Vocational training provision to be reviewed
By Joe Lepper Thursday, 09 September 2010
A review of vocational education for 14- to 19-year-olds has been announced by Education Secretary Michael Gove.
The independent review will be led by Professor Alison Wolf, a lecturer of public sector management at King’s College London and a specialist adviser to the House of Commons select committee on education and skills.
Gove said the move has been taken because vocational training has not been given the same "emphasis" as academic subjects.
He said: "This has left a gap in the country’s skills base and, as a result, a shortage of appropriately trained and educated young people to fulfil the needs of our employers."
Wolf’s remit includes looking at the effectiveness of current vocational training in schools and colleges, and considering how responsive it is to changes in the labour market.
Comparisons will be made with other countries and incentives for young people to take part in vocational training will be considered. Wolf will also look at funding and the role charities and private providers can play in providing training.
The final report is expected next spring after a consultation due to begin later this month.
Wolf said: "Our current arrangements for 14-19 education are highly bureaucratic and inflexible. They also make it very difficult to encourage excellence in anything that is not conventionally academic. Writing about people doing things gets rewarded more than actually doing them."

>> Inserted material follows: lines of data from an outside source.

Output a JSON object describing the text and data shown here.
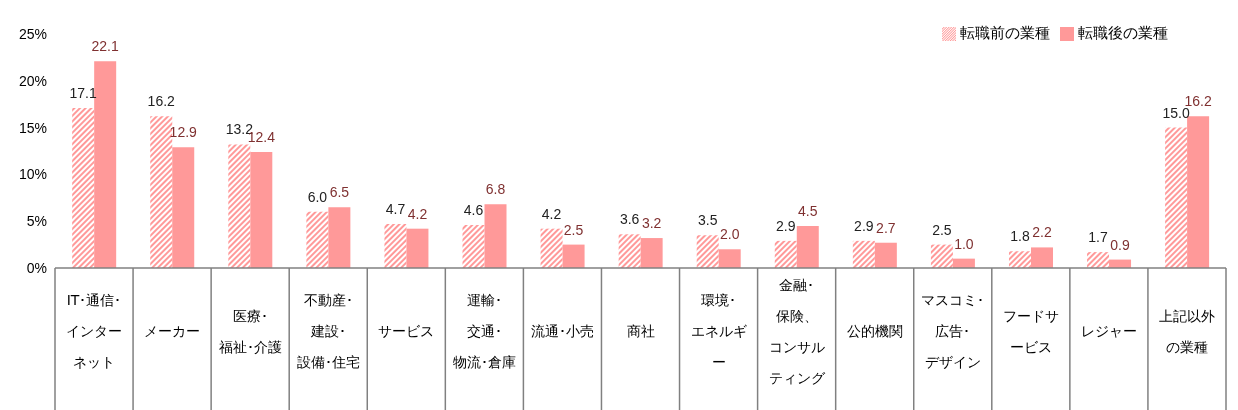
{
  "chart_data": {
    "type": "bar",
    "categories": [
      "IT･通信･インターネット",
      "メーカー",
      "医療･福祉･介護",
      "不動産･建設･設備･住宅",
      "サービス",
      "運輸･交通･物流･倉庫",
      "流通･小売",
      "商社",
      "環境･エネルギー",
      "金融･保険、コンサルティング",
      "公的機関",
      "マスコミ･広告･デザイン",
      "フードサービス",
      "レジャー",
      "上記以外の業種"
    ],
    "series": [
      {
        "name": "転職前の業種",
        "color": "#ff9999",
        "values": [
          17.1,
          16.2,
          13.2,
          6.0,
          4.7,
          4.6,
          4.2,
          3.6,
          3.5,
          2.9,
          2.9,
          2.5,
          1.8,
          1.7,
          15.0
        ],
        "value_labels": [
          "17.1",
          "16.2",
          "13.2",
          "6.0",
          "4.7",
          "4.6",
          "4.2",
          "3.6",
          "3.5",
          "2.9",
          "2.9",
          "2.5",
          "1.8",
          "1.7",
          "15.0"
        ]
      },
      {
        "name": "転職後の業種",
        "color": "#ff9999",
        "values": [
          22.1,
          12.9,
          12.4,
          6.5,
          4.2,
          6.8,
          2.5,
          3.2,
          2.0,
          4.5,
          2.7,
          1.0,
          2.2,
          0.9,
          16.2
        ],
        "value_labels": [
          "22.1",
          "12.9",
          "12.4",
          "6.5",
          "4.2",
          "6.8",
          "2.5",
          "3.2",
          "2.0",
          "4.5",
          "2.7",
          "1.0",
          "2.2",
          "0.9",
          "16.2"
        ]
      }
    ],
    "ylim": [
      0,
      25
    ],
    "yticks": [
      {
        "value": 0,
        "label": "0%"
      },
      {
        "value": 5,
        "label": "5%"
      },
      {
        "value": 10,
        "label": "10%"
      },
      {
        "value": 15,
        "label": "15%"
      },
      {
        "value": 20,
        "label": "20%"
      },
      {
        "value": 25,
        "label": "25%"
      }
    ],
    "grid": false,
    "legend": "top right"
  }
}
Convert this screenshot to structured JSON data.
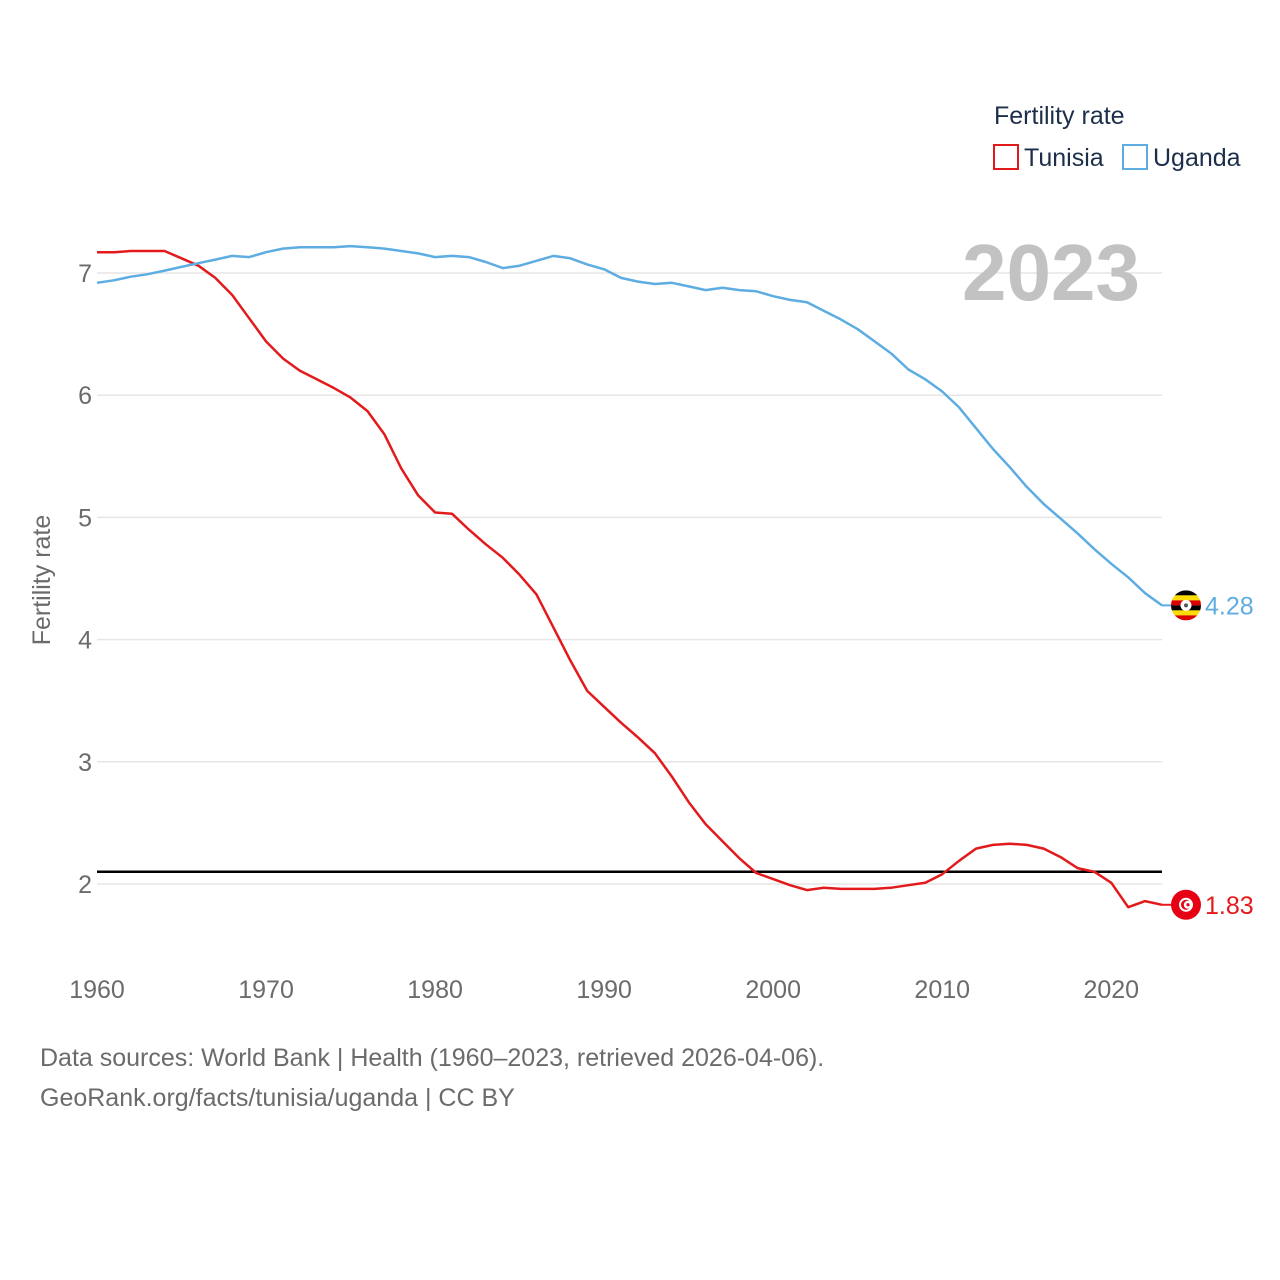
{
  "chart_data": {
    "type": "line",
    "title": "",
    "xlabel": "",
    "ylabel": "Fertility rate",
    "legend_title": "Fertility rate",
    "legend_position": "top-right",
    "year_label": "2023",
    "xlim": [
      1960,
      2023
    ],
    "ylim": [
      1.5,
      7.4
    ],
    "x_ticks": [
      1960,
      1970,
      1980,
      1990,
      2000,
      2010,
      2020
    ],
    "y_ticks": [
      2,
      3,
      4,
      5,
      6,
      7
    ],
    "reference_line": 2.1,
    "grid": true,
    "x": [
      1960,
      1961,
      1962,
      1963,
      1964,
      1965,
      1966,
      1967,
      1968,
      1969,
      1970,
      1971,
      1972,
      1973,
      1974,
      1975,
      1976,
      1977,
      1978,
      1979,
      1980,
      1981,
      1982,
      1983,
      1984,
      1985,
      1986,
      1987,
      1988,
      1989,
      1990,
      1991,
      1992,
      1993,
      1994,
      1995,
      1996,
      1997,
      1998,
      1999,
      2000,
      2001,
      2002,
      2003,
      2004,
      2005,
      2006,
      2007,
      2008,
      2009,
      2010,
      2011,
      2012,
      2013,
      2014,
      2015,
      2016,
      2017,
      2018,
      2019,
      2020,
      2021,
      2022,
      2023
    ],
    "series": [
      {
        "name": "Tunisia",
        "color": "#e31a1c",
        "end_label": "1.83",
        "flag": "tunisia-flag",
        "values": [
          7.17,
          7.17,
          7.18,
          7.18,
          7.18,
          7.12,
          7.06,
          6.96,
          6.82,
          6.63,
          6.44,
          6.3,
          6.2,
          6.13,
          6.06,
          5.98,
          5.87,
          5.68,
          5.4,
          5.18,
          5.04,
          5.03,
          4.9,
          4.78,
          4.67,
          4.53,
          4.37,
          4.1,
          3.83,
          3.58,
          3.45,
          3.32,
          3.2,
          3.07,
          2.88,
          2.67,
          2.49,
          2.35,
          2.21,
          2.09,
          2.04,
          1.99,
          1.95,
          1.97,
          1.96,
          1.96,
          1.96,
          1.97,
          1.99,
          2.01,
          2.08,
          2.19,
          2.29,
          2.32,
          2.33,
          2.32,
          2.29,
          2.22,
          2.13,
          2.1,
          2.01,
          1.81,
          1.86,
          1.83
        ]
      },
      {
        "name": "Uganda",
        "color": "#5dade2",
        "end_label": "4.28",
        "flag": "uganda-flag",
        "values": [
          6.92,
          6.94,
          6.97,
          6.99,
          7.02,
          7.05,
          7.08,
          7.11,
          7.14,
          7.13,
          7.17,
          7.2,
          7.21,
          7.21,
          7.21,
          7.22,
          7.21,
          7.2,
          7.18,
          7.16,
          7.13,
          7.14,
          7.13,
          7.09,
          7.04,
          7.06,
          7.1,
          7.14,
          7.12,
          7.07,
          7.03,
          6.96,
          6.93,
          6.91,
          6.92,
          6.89,
          6.86,
          6.88,
          6.86,
          6.85,
          6.81,
          6.78,
          6.76,
          6.69,
          6.62,
          6.54,
          6.44,
          6.34,
          6.21,
          6.13,
          6.03,
          5.9,
          5.73,
          5.56,
          5.41,
          5.25,
          5.11,
          4.99,
          4.87,
          4.74,
          4.62,
          4.51,
          4.38,
          4.28
        ]
      }
    ]
  },
  "footer": {
    "source_line": "Data sources: World Bank | Health (1960–2023, retrieved 2026-04-06).",
    "attribution": "GeoRank.org/facts/tunisia/uganda | CC BY"
  }
}
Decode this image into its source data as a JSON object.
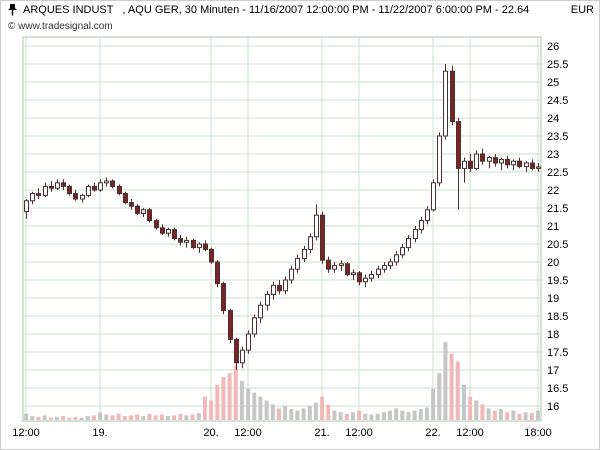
{
  "header": {
    "title": "ARQUES INDUST   , AQU GER, 30 Minuten - 11/16/2007 12:00:00 PM - 11/22/2007 6:00:00 PM - 22.64",
    "currency": "EUR",
    "copyright": "© www.tradesignal.com"
  },
  "chart_data": {
    "type": "candlestick",
    "instrument": "ARQUES INDUST",
    "symbol": "AQU GER",
    "interval": "30 Minuten",
    "range_start": "11/16/2007 12:00:00 PM",
    "range_end": "11/22/2007 6:00:00 PM",
    "last_price": 22.64,
    "currency": "EUR",
    "y_axis": {
      "min": 16,
      "max": 26,
      "step": 0.5
    },
    "y_tick_labels": [
      "26",
      "25.5",
      "25",
      "24.5",
      "24",
      "23.5",
      "23",
      "22.5",
      "22",
      "21.5",
      "21",
      "20.5",
      "20",
      "19.5",
      "19",
      "18.5",
      "18",
      "17.5",
      "17",
      "16.5",
      "16"
    ],
    "x_ticks": [
      {
        "label": "12:00",
        "bar": 0
      },
      {
        "label": "19.",
        "bar": 12
      },
      {
        "label": "20.",
        "bar": 30
      },
      {
        "label": "12:00",
        "bar": 36
      },
      {
        "label": "21.",
        "bar": 48
      },
      {
        "label": "12:00",
        "bar": 54
      },
      {
        "label": "22.",
        "bar": 66
      },
      {
        "label": "12:00",
        "bar": 72
      },
      {
        "label": "18:00",
        "bar": 83
      }
    ],
    "candles": [
      [
        21.4,
        21.75,
        21.2,
        21.7
      ],
      [
        21.7,
        21.95,
        21.6,
        21.9
      ],
      [
        21.9,
        22.05,
        21.75,
        21.85
      ],
      [
        21.85,
        22.2,
        21.8,
        22.1
      ],
      [
        22.1,
        22.25,
        21.95,
        22.05
      ],
      [
        22.05,
        22.3,
        22.0,
        22.2
      ],
      [
        22.2,
        22.3,
        22.0,
        22.1
      ],
      [
        22.1,
        22.15,
        21.85,
        21.9
      ],
      [
        21.9,
        22.0,
        21.7,
        21.75
      ],
      [
        21.75,
        21.9,
        21.65,
        21.85
      ],
      [
        21.85,
        22.15,
        21.8,
        22.1
      ],
      [
        22.1,
        22.2,
        21.95,
        22.0
      ],
      [
        22.0,
        22.3,
        21.95,
        22.2
      ],
      [
        22.2,
        22.35,
        22.1,
        22.25
      ],
      [
        22.25,
        22.3,
        22.05,
        22.1
      ],
      [
        22.1,
        22.15,
        21.85,
        21.9
      ],
      [
        21.9,
        21.95,
        21.6,
        21.65
      ],
      [
        21.65,
        21.75,
        21.45,
        21.55
      ],
      [
        21.55,
        21.6,
        21.3,
        21.35
      ],
      [
        21.35,
        21.5,
        21.25,
        21.45
      ],
      [
        21.45,
        21.5,
        21.1,
        21.15
      ],
      [
        21.15,
        21.2,
        20.9,
        20.95
      ],
      [
        20.95,
        21.05,
        20.75,
        20.8
      ],
      [
        20.8,
        20.95,
        20.7,
        20.9
      ],
      [
        20.9,
        20.95,
        20.6,
        20.65
      ],
      [
        20.65,
        20.75,
        20.45,
        20.55
      ],
      [
        20.55,
        20.7,
        20.4,
        20.6
      ],
      [
        20.6,
        20.65,
        20.35,
        20.4
      ],
      [
        20.4,
        20.55,
        20.25,
        20.5
      ],
      [
        20.5,
        20.6,
        20.3,
        20.35
      ],
      [
        20.35,
        20.4,
        19.95,
        20.0
      ],
      [
        20.0,
        20.05,
        19.3,
        19.4
      ],
      [
        19.4,
        19.45,
        18.55,
        18.65
      ],
      [
        18.65,
        18.7,
        17.75,
        17.85
      ],
      [
        17.85,
        17.9,
        17.0,
        17.2
      ],
      [
        17.2,
        17.65,
        17.05,
        17.55
      ],
      [
        17.55,
        18.1,
        17.45,
        18.0
      ],
      [
        18.0,
        18.55,
        17.9,
        18.45
      ],
      [
        18.45,
        18.9,
        18.3,
        18.8
      ],
      [
        18.8,
        19.2,
        18.65,
        19.1
      ],
      [
        19.1,
        19.45,
        18.95,
        19.35
      ],
      [
        19.35,
        19.5,
        19.1,
        19.2
      ],
      [
        19.2,
        19.6,
        19.1,
        19.5
      ],
      [
        19.5,
        19.9,
        19.4,
        19.8
      ],
      [
        19.8,
        20.2,
        19.7,
        20.1
      ],
      [
        20.1,
        20.45,
        20.0,
        20.35
      ],
      [
        20.35,
        20.8,
        20.25,
        20.7
      ],
      [
        20.7,
        21.6,
        20.6,
        21.3
      ],
      [
        21.3,
        21.4,
        19.95,
        20.05
      ],
      [
        20.05,
        20.15,
        19.7,
        19.8
      ],
      [
        19.8,
        20.0,
        19.7,
        19.9
      ],
      [
        19.9,
        20.05,
        19.75,
        19.95
      ],
      [
        19.95,
        20.0,
        19.6,
        19.65
      ],
      [
        19.65,
        19.8,
        19.5,
        19.7
      ],
      [
        19.7,
        19.75,
        19.35,
        19.45
      ],
      [
        19.45,
        19.65,
        19.3,
        19.55
      ],
      [
        19.55,
        19.75,
        19.45,
        19.65
      ],
      [
        19.65,
        19.9,
        19.55,
        19.8
      ],
      [
        19.8,
        20.0,
        19.7,
        19.9
      ],
      [
        19.9,
        20.1,
        19.8,
        20.0
      ],
      [
        20.0,
        20.3,
        19.9,
        20.2
      ],
      [
        20.2,
        20.5,
        20.1,
        20.4
      ],
      [
        20.4,
        20.75,
        20.3,
        20.65
      ],
      [
        20.65,
        21.0,
        20.55,
        20.9
      ],
      [
        20.9,
        21.25,
        20.8,
        21.15
      ],
      [
        21.15,
        21.55,
        21.05,
        21.45
      ],
      [
        21.45,
        22.3,
        21.4,
        22.2
      ],
      [
        22.2,
        23.6,
        22.1,
        23.5
      ],
      [
        23.5,
        25.5,
        23.4,
        25.3
      ],
      [
        25.3,
        25.45,
        23.8,
        23.9
      ],
      [
        23.9,
        24.0,
        21.45,
        22.6
      ],
      [
        22.6,
        22.9,
        22.2,
        22.8
      ],
      [
        22.8,
        23.0,
        22.5,
        22.6
      ],
      [
        22.6,
        23.1,
        22.55,
        23.0
      ],
      [
        23.0,
        23.15,
        22.7,
        22.8
      ],
      [
        22.8,
        22.95,
        22.6,
        22.9
      ],
      [
        22.9,
        23.0,
        22.65,
        22.75
      ],
      [
        22.75,
        22.9,
        22.55,
        22.85
      ],
      [
        22.85,
        22.95,
        22.6,
        22.7
      ],
      [
        22.7,
        22.85,
        22.55,
        22.8
      ],
      [
        22.8,
        22.9,
        22.6,
        22.65
      ],
      [
        22.65,
        22.8,
        22.5,
        22.75
      ],
      [
        22.75,
        22.85,
        22.55,
        22.6
      ],
      [
        22.6,
        22.75,
        22.5,
        22.64
      ]
    ],
    "volume": [
      8,
      5,
      4,
      6,
      3,
      4,
      5,
      3,
      4,
      3,
      5,
      6,
      10,
      7,
      6,
      8,
      5,
      6,
      7,
      5,
      8,
      6,
      7,
      5,
      6,
      8,
      6,
      7,
      9,
      30,
      25,
      45,
      55,
      60,
      70,
      50,
      40,
      35,
      30,
      25,
      20,
      15,
      18,
      14,
      12,
      15,
      18,
      22,
      30,
      20,
      12,
      10,
      8,
      10,
      12,
      8,
      7,
      8,
      10,
      12,
      15,
      12,
      10,
      12,
      14,
      16,
      40,
      60,
      100,
      85,
      75,
      45,
      30,
      25,
      20,
      15,
      12,
      14,
      10,
      12,
      8,
      10,
      9,
      12
    ],
    "colors": {
      "up": "#ffffff",
      "down": "#7b2424",
      "outline": "#4a3030",
      "grid": "#cbe2cb",
      "frame": "#a8c4a8",
      "volume_up": "#c6c6c6",
      "volume_down": "#f2b8b8",
      "text": "#000000"
    }
  }
}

Chris Keates, general secretary of the teaching union NASUWT, has criticised the review saying that it was "a naked attempt" to promote the role academies and free schools could have in specialising in vocational training.
She added: "The fundamental problem the government is failing to address is the lack of access to high quality jobs and training places for today’s school leavers."
However, school leader association NAHT welcomed the announcement. General secretary Russell Hobby said: "To date, debate about the merits or otherwise of vocational provision has been unproductive because of its often uninformed nature. An independent review led by a respected expert will redress this situation.
"We believe that there is an urgent need to develop a coherent national approach to the provision of vocational education."
Christine Blower, general secretary of the National Union of Teachers, warned against forcing pupils into specific vocational "learning routes" at 14.
She reiterated the union’s calls for a "single, overarching qualification that embraces all young people and does not label them as one thing or another at such a young age".